Promesa

Ni bien se despertó degustó el extraño sabor de aquella mañana. Los síntomas que maduraban con él desde la más temprana adolescencia ya eran hombres, algunos barbados, más no todos. Pero si, cada uno de ellos fruncía el ceño en cada alba, removidos del lecho del inconsciente donde su presencia pasaba inadvertida, donde eran libres de desperezarse toda la noche, dueños de una existencia lánguida. Su catarro tenia su propia tos. Su garganta era una caja de reverberaciones nacidas del burbujeo del alquitrán. El aire danzaba espeso sobre su boca, rehuyendole como gato al agua, obligandolo a contorsionar su pecho con el fin de que sus pulmones recordaran el tiempo en que no eran moteados. Poso suavemente su mano izquierda sobre sus ojos cerrados, y con vehemente fuerza la arrastró por su rostro hasta sentir su garganta quemada. La metáfora de una chimenea le pareció adecuada, las paredes con hollín, renegridas, apresando al humo que inocente busca su camino hacia el ascenso, su boca, la boca de la chimenea, su mundo de cabeza. Se incorporo y su cavernosa voz matinal, ajena y lejana dijo: - Tengo que dejar de fumar.

Acto seguido se vistió. Un pantalón deportivo, chancletas y un buzo sin  remera debajo.
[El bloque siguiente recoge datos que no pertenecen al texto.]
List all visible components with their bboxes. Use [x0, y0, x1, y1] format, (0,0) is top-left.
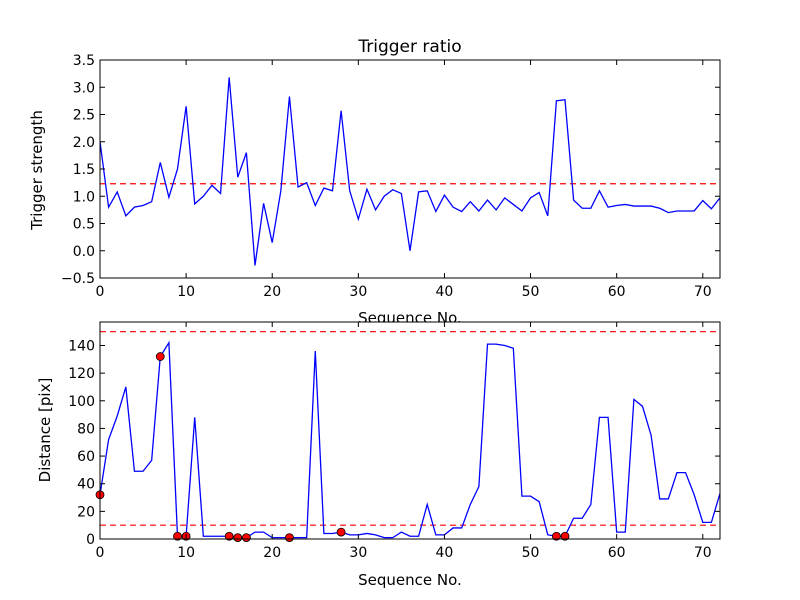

Caminó torpe hasta una de las ventanas del living, con una mano sostuvo el cenicero y con la otra acerco el encendedor hacia sus labios donde descansaba un cigarro que no recordaba haber colocado allí. La primera pitada fue grotesca. El tosido ronco. La molestia pectoral. Esta vez se escuchó cerca, como si se susurrará, quizás fuese el caso: - Realmente tengo que dejar de fumar. Apagó el cigarro con desprecio y lástima contra el cenicero mientras veía como el último hálito de niebla artificial danzaba frente a sus ojos aún llorosos por el amanecer. 

Esta vez llevo ambas manos a su cara, como si pretendiera sostenerla con suavidad. Se sentó a desayunar y comenzó uno de los duelos internos más crueles que experimentó en su vida. Argumentos a favor y en contra aceleraban dentro de los caminos de su pensamiento, se rebasaban unos a otros, se impedían el paso y chocaban. Economía, salud, higiene, independencia, nada parecía conciso cuando cayó en la cuenta de que lastimaba frenéticamente la yema de su dedo gordo con sus dientes. Pensó que caminar sería una buena idea.
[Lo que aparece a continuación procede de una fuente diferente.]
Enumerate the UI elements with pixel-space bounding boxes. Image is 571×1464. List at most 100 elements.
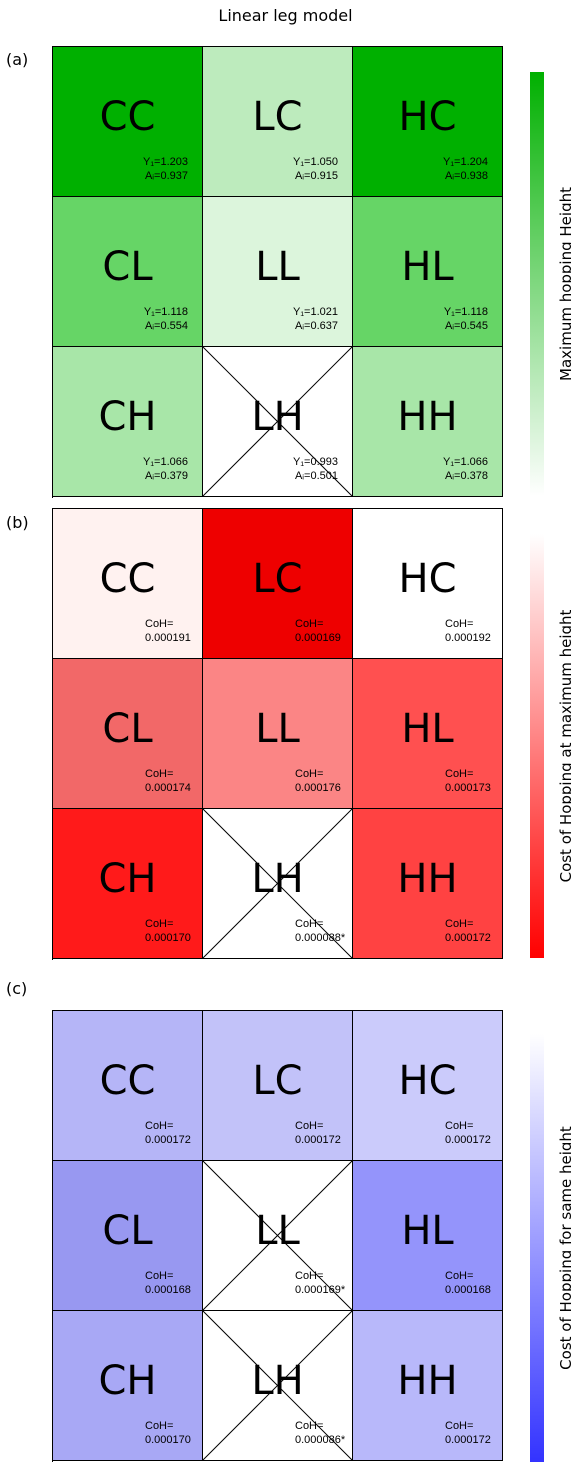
colorbar-label-b: Cost of Hopping at maximum height: [557, 609, 571, 883]
panel-label-b: (b): [6, 513, 29, 532]
cell-value-line-1: Y₁=1.204: [443, 156, 488, 168]
colorbar-c: [530, 1034, 544, 1462]
cell-code: LH: [251, 1358, 304, 1404]
cell-value-line-2: 0.000172: [445, 932, 491, 944]
cell-value-line-2: 0.000168: [145, 1284, 191, 1296]
cell-lh: LH CoH= 0.000088*: [202, 808, 353, 959]
cell-hc: HC CoH= 0.000192: [352, 508, 503, 659]
cell-value-line-1: CoH=: [145, 1420, 174, 1432]
cell-value-line-2: 0.000174: [145, 782, 191, 794]
cell-value-line-2: Aᵢ=0.938: [444, 170, 488, 182]
cell-value-line-1: CoH=: [445, 1420, 474, 1432]
cell-lc: LC Y₁=1.050 Aᵢ=0.915: [202, 46, 353, 197]
panel-label-c: (c): [6, 979, 28, 998]
cell-values: CoH= 0.000168: [145, 1269, 191, 1297]
cell-value-line-2: Aᵢ=0.637: [294, 320, 338, 332]
cell-values: CoH= 0.000086*: [295, 1419, 345, 1447]
colorbar-b: [530, 534, 544, 958]
cell-value-line-1: Y₁=1.066: [443, 456, 488, 468]
cell-ll: LL Y₁=1.021 Aᵢ=0.637: [202, 196, 353, 347]
cell-ch: CH CoH= 0.000170: [52, 1310, 203, 1461]
cell-code: LL: [255, 244, 300, 290]
cell-value-line-2: Aᵢ=0.379: [144, 470, 188, 482]
cell-hl: HL Y₁=1.118 Aᵢ=0.545: [352, 196, 503, 347]
cell-value-line-2: Aᵢ=0.915: [294, 170, 338, 182]
cell-hh: HH CoH= 0.000172: [352, 1310, 503, 1461]
cell-code: CC: [99, 556, 156, 602]
cell-ch: CH Y₁=1.066 Aᵢ=0.379: [52, 346, 203, 497]
panel-label-a: (a): [6, 50, 29, 69]
cell-value-line-1: Y₁=0.993: [293, 456, 338, 468]
figure-title: Linear leg model: [218, 6, 353, 25]
panel-b-grid: CC CoH= 0.000191 LC CoH= 0.000169 HC CoH= 0.0001…: [52, 508, 503, 960]
cell-code: CL: [102, 1208, 153, 1254]
cell-code: CH: [98, 394, 157, 440]
cell-cl: CL Y₁=1.118 Aᵢ=0.554: [52, 196, 203, 347]
cell-value-line-2: Aᵢ=0.501: [294, 470, 338, 482]
cell-values: Y₁=1.204 Aᵢ=0.938: [443, 155, 488, 183]
cell-values: CoH= 0.000088*: [295, 917, 345, 945]
cell-value-line-1: CoH=: [145, 618, 174, 630]
cell-cl: CL CoH= 0.000168: [52, 1160, 203, 1311]
cell-code: HC: [398, 94, 457, 140]
cell-values: CoH= 0.000174: [145, 767, 191, 795]
cell-value-line-2: 0.000086*: [295, 1434, 346, 1446]
cell-lh: LH Y₁=0.993 Aᵢ=0.501: [202, 346, 353, 497]
cell-code: CC: [99, 94, 156, 140]
cell-values: CoH= 0.000172: [445, 917, 491, 945]
cell-value-line-2: 0.000169*: [295, 1284, 346, 1296]
cell-value-line-2: 0.000168: [445, 1284, 491, 1296]
cell-ll: LL CoH= 0.000176: [202, 658, 353, 809]
cell-value-line-1: CoH=: [295, 1270, 324, 1282]
cell-code: LL: [255, 1208, 300, 1254]
colorbar-label-a: Maximum hopping Height: [557, 187, 571, 381]
cell-value-line-1: CoH=: [445, 768, 474, 780]
cell-values: CoH= 0.000169: [295, 617, 341, 645]
cell-values: CoH= 0.000172: [145, 1119, 191, 1147]
cell-code: LH: [251, 856, 304, 902]
cell-value-line-1: CoH=: [445, 1120, 474, 1132]
cell-value-line-1: Y₁=1.118: [143, 306, 188, 318]
panel-c-grid: CC CoH= 0.000172 LC CoH= 0.000172 HC CoH= 0.0001…: [52, 1010, 503, 1462]
cell-value-line-2: 0.000172: [445, 1434, 491, 1446]
cell-lc: LC CoH= 0.000172: [202, 1010, 353, 1161]
cell-values: Y₁=1.118 Aᵢ=0.554: [144, 305, 188, 333]
cell-value-line-2: 0.000170: [145, 1434, 191, 1446]
cell-value-line-2: 0.000172: [145, 1134, 191, 1146]
cell-values: CoH= 0.000192: [445, 617, 491, 645]
panel-a-grid: CC Y₁=1.203 Aᵢ=0.937 LC Y₁=1.050 Aᵢ=0.915 HC Y₁…: [52, 46, 503, 498]
cell-values: CoH= 0.000173: [445, 767, 491, 795]
cell-values: Y₁=1.066 Aᵢ=0.378: [443, 455, 488, 483]
cell-value-line-2: 0.000088*: [295, 932, 346, 944]
cell-code: CH: [98, 856, 157, 902]
colorbar-a: [530, 72, 544, 496]
cell-values: Y₁=1.066 Aᵢ=0.379: [143, 455, 188, 483]
cell-value-line-1: CoH=: [445, 1270, 474, 1282]
cell-value-line-1: CoH=: [295, 918, 324, 930]
cell-code: LC: [252, 94, 303, 140]
cell-code: HL: [401, 1208, 454, 1254]
cell-code: CC: [99, 1058, 156, 1104]
cell-value-line-2: 0.000192: [445, 632, 491, 644]
cell-cc: CC CoH= 0.000191: [52, 508, 203, 659]
cell-value-line-1: CoH=: [145, 918, 174, 930]
cell-value-line-2: Aᵢ=0.554: [144, 320, 188, 332]
cell-value-line-1: CoH=: [145, 1270, 174, 1282]
cell-values: CoH= 0.000168: [445, 1269, 491, 1297]
cell-values: Y₁=1.203 Aᵢ=0.937: [143, 155, 188, 183]
cell-value-line-1: CoH=: [445, 618, 474, 630]
cell-values: CoH= 0.000169*: [295, 1269, 345, 1297]
cell-values: CoH= 0.000170: [145, 917, 191, 945]
cell-values: CoH= 0.000172: [445, 1119, 491, 1147]
cell-cc: CC Y₁=1.203 Aᵢ=0.937: [52, 46, 203, 197]
cell-value-line-1: Y₁=1.050: [293, 156, 338, 168]
cell-value-line-1: CoH=: [295, 1120, 324, 1132]
cell-values: CoH= 0.000170: [145, 1419, 191, 1447]
cell-value-line-2: 0.000170: [145, 932, 191, 944]
cell-code: HC: [398, 556, 457, 602]
cell-value-line-1: Y₁=1.203: [143, 156, 188, 168]
cell-hc: HC CoH= 0.000172: [352, 1010, 503, 1161]
cell-ll: LL CoH= 0.000169*: [202, 1160, 353, 1311]
cell-values: CoH= 0.000191: [145, 617, 191, 645]
cell-value-line-1: Y₁=1.021: [293, 306, 338, 318]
Llevaba tres cuartos de hora despierto, y poco menos de media hora sin fumar. Contempló el resto de su vida sin consumir tabaco. En esa ansiedad cada día, cada minuto, cada segundo, durante el resto de toda su vida. La idea lo abrumo. Salió de su hogar porque este olía a tabaco, y mientras se disponía a cruzar una avenida menor llegó la promesa más mediocre de los mortales que sucumben a cualquier adicción: "Fumo mi ultimo cigarro en este momento, con este cigarrillo me despido". Imbuido en el placer culposo, abstraído en la vista reducida de la mano que protegía el fuego de su encendedor, nunca se percató de que el mundo no se detenía fuera del humo de su cabeza, y en medio de la ultima pitada, en medio de aquella avenida con nombre de héroe nacional al que nadie conocía, lo atropello violentamente un auto que como emisario del destino hacia efectiva la promesa de que aquel fuese su ultimo cigarrillo.